Kisah Wanita Muslim Uighur Xinjiang China yang Merasa Hidup di "Neraka"
Salah seorang wanita Uighur di Xinjiang (Sumber: Wikimedia Commons)

Bagikan:

JAKARTA - Zumrat Dawut, seorang wanita Uighur menceritakan kisahnya bagaimana ia dihukum karena memiliki tiga orang anak. Ironis, selain dituntut untuk membayar denda, ia juga dipaksa untuk mensterilisasi kandungannya. Direktur proyek World Uyghur Congress menyebut kasus yang lazim dialami wanita Uighur ini membuat mereka seperti hidup di "neraka."

Dawut menceritakan kisahnya kepada CNN bagaimana ia dipaksa mensterilisasi rahimnya oleh pemerintah China, karena memiliki tiga anak, lebih dari jumlah yang ditetapkan pemerintah setempat sebanyak dua anak. Selain itu, wanita Uighur berusia 38 tahun tersebut mengatakan dirinya didenda sebesar 18.400 yuan atau sekitar 38 juta rupiah pada 2018.  

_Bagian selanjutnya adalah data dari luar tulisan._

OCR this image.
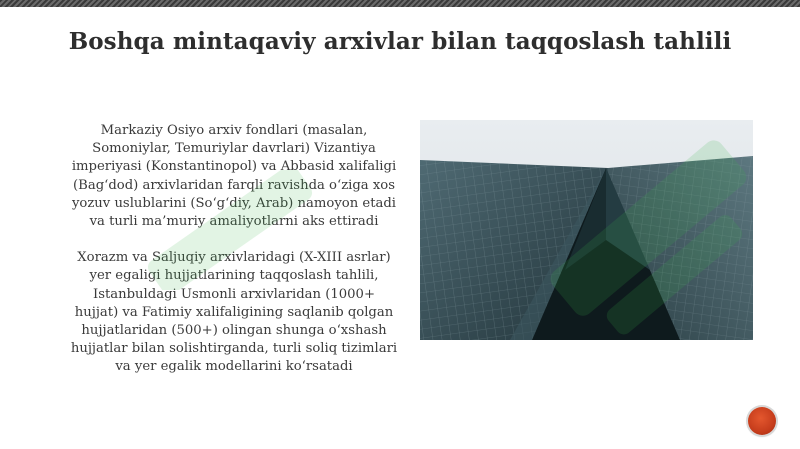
Boshqa mintaqaviy arxivlar bilan taqqoslash tahlili

Markaziy Osiyo arxiv fondlari (masalan, Somoniylar, Temuriylar davrlari) Vizantiya imperiyasi (Konstantinopol) va Abbasid xalifaligi (Bag‘dod) arxivlaridan farqli ravishda o‘ziga xos yozuv uslublarini (So‘g‘diy, Arab) namoyon etadi va turli ma’muriy amaliyotlarni aks ettiradi

Xorazm va Saljuqiy arxivlaridagi (X-XIII asrlar) yer egaligi hujjatlarining taqqoslash tahlili, Istanbuldagi Usmonli arxivlaridan (1000+ hujjat) va Fatimiy xalifaligining saqlanib qolgan hujjatlaridan (500+) olingan shunga o‘xshash hujjatlar bilan solishtirganda, turli soliq tizimlari va yer egalik modellarini ko‘rsatadi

Saat Dawut beranjak untuk membayar denda, ia tidak hanya disuruh melunasi hukumannya, melainkan juga diwajibkan melakukan prosedur pengendalian kelahiran. Saat itu juga ia dibawa ke klinik. Di sana ia dipasang infus dan diberi obat anestesi. 

Kemudian seorang dokter yang menangani Dawut mengatakan kepadanya bahwa ia baru saja usai melakukan ligasi tuba, sebuah operasi lubang kecil untuk memotong tuba fallopi si wanita tersebut. Intinya di klinik itu ia disterilisasi secara permanen. 

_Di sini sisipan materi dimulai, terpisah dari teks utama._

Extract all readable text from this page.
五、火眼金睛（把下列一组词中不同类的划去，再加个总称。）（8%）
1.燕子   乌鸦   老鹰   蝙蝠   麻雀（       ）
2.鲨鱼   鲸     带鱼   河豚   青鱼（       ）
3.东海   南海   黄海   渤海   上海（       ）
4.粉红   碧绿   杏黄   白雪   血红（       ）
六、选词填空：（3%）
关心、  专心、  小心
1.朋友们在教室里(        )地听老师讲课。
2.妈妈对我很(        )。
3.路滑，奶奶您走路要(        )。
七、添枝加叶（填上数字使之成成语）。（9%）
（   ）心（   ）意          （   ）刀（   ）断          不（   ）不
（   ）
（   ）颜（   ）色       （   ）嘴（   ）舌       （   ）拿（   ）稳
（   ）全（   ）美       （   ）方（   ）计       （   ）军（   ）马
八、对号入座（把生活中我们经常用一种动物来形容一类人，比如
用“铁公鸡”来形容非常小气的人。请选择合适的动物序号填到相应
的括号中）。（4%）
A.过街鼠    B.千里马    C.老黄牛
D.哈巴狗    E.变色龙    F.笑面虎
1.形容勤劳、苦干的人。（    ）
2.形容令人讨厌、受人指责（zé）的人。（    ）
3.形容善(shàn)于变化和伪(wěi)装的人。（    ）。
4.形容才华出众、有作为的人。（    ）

Kisah yang dialami Dawut tidak unik. Selama bertahun-tahun, wanita Uighur baik di Xinjiang maupun di seluruh dunia menuduh pemerintah China melakukan kampanye pelecehan termasuk sterilisasi paksa, indoktrinasi budaya dan insiden kekerasan seksual. 

CNN menyebut ini merupakan bagian dari pola pelanggaran hak asasi manusia yang luas oleh Partai Komunis China (PKC) di Xinjiang, yang mana pihak berwenang dituduh menahan hingga dua juta warga Uighur. Ini dinilai sebagai upaya menegakkan kontrol atas wilayah yang banyak dihuni minoritas China tersebut. 

Direktur proyek World Uyghur Congress di London asal Xinjiang, Rhima Mahmut mengatakan para wanita yang hidup di sana seperti berada dalam "neraka." "Sama seperti genosida apa pun dan di mana pun, perempuan selalu menjadi target nomor satu. Ada kejahatan yang sangat serius terjadi pada skala besar," kata Mahmut. 

Pemerintah China secara konsisten menyangkal semua tuduhan tersebut. Mereka mengatakan upayanya di Xinjiang sebagai langkah yang sah dan dianggap perlu untuk mencegah ekstrimisme. Dan tak lupa juga propaganda adanya ancaman terorisme terhadap negara.